Le immagini tramandate dai codici miniati e le fonti letterarie ci descrivono il giardino medievale come un luogo fantastico, senza tempo, dove un universo simbolico confonde il reale e l’immaginario; fin dal X-XI secolo il giardino fu talmente importante che i monasteri vennero forniti di ben quattro tipologie di spazi coltivati: orti - frutteti (pomaria); giardini (viridaria); erbari (herbaria). Lo spazio risulta diviso geometricamente da aiuole separate e da vialetti coperti da pergole ed è costituito da varie parti, ognuna delle quali ha una sua propria destinazione. 

 

L’Hortus conclusus è dunque una sorta di giardino segreto che all’interno del chiostro offre riparo e preclude il male; qui trovano posto fiori e frutti densi di significato simbolico: la rosa (fiore sacro a Venere, attributo delle Grazie) rappresenta la Vergine ma è anche simbolo del sangue divino e per le sue spine oltremodo simbolo delle pene di amore, il giglio (nato dal latte versato da Giunone mentre allattava Ercole) simbolo della purezza e della povertà, le violette (nascono dal sangue del Dio Atti, morto pazzo) simbolo della modestia e dell’umiltà, la melagrana (nasce dal sangue di Bacco) che rappresenta la salda unità della chiesa, la palma (prima della nascita di Romolo e Remo due palme appaiono in sogno a Rea Silvia) simbolo della giustizia di vittoria e fama, il fico (albero sacro a Saturno) metafora della dolcezza, della fertilità, del benessere e della salvezza, l’olivo (pianta sacra a Minerva) simbolo della misericordia, pace, e perfino il trifoglio che allude alla trinità.

 

Nel celebre piano dell’abbazia carolingia di S. Gallo l’hortus, che occupava un’area di circa 2200 m, va considerato in stretto rapporto con il frutteto, il pollaio e l’infermeria nella quale venivano utilizzate le erbe medicamentose coltivate nel giardino.
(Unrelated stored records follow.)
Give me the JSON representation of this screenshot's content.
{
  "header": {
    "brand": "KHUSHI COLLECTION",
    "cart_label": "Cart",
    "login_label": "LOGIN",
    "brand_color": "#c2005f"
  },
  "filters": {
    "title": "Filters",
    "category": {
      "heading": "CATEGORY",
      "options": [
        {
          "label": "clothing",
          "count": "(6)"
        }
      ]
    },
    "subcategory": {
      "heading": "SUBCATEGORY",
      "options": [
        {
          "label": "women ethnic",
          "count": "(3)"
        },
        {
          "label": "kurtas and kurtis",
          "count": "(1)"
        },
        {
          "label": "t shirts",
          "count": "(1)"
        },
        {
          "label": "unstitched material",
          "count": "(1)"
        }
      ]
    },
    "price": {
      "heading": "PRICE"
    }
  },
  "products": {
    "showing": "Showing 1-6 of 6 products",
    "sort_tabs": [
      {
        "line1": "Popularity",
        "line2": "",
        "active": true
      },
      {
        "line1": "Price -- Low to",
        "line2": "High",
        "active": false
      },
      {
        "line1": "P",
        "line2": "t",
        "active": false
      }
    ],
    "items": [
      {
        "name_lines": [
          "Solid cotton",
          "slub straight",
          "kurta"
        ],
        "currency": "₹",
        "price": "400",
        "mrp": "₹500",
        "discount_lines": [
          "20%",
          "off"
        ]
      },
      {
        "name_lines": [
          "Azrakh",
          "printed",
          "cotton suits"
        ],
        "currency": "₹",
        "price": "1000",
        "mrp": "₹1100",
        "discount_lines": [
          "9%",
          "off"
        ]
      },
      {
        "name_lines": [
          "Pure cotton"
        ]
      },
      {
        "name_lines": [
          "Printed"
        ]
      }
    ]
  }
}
Eredi dei complessi produttivi-residenziali delle villae rusticae romane, codificate da Varrone, gli orti e i giardini del Medioevo non erano soltanto una realtà delle abbazie: archeologicamente si sono infatti potuti distinguere i cosiddetti giardini delle case contadine, quelli domenicali, quelli urbani e suburbani.

 

Gli aspetti del giardino medievale e i suoi messaggi spirituali intrinseci, nei secoli successivi, non furono accantonati ma furono recuperati e inglobati in una visione neoplatonica. I primi esempi di giardino quattrocentesco si ispirarono ancora all’Hortus conclusus monastico; sul retro delle case sorgevano angusti orti in cui si coltivavano, in ordinati riquadri, erbe aromatiche, generi di prima necessità e a volte anche vigneti e frutteti. A partire dal XV secolo si tende però a dare più importanza alla parte puramente artistica ed estetica del giardino, che diverrà predominante nel cosiddetto “giardino all’Italiana” tipico del decorativismo di epoca Barocca.

 

 

Riferimenti bibliografici:

 

CRISP. F., Medieval Gardens, New York 1924

BEK, L., Ut ars natura. Ut natura ars. Le ville di Plinio e il concetto di giardino nel Rinascimento, Roma 1968.

FARIELLO, F., Arte dei giardini, Roma 1952.

VERCELLONI, V., Atlante storico dell’idea del giardino europeo,Milano 1990.

BERNARDINI, M., Giardino, in Enciclopedia dell’Arte Medievale, Roma 1995.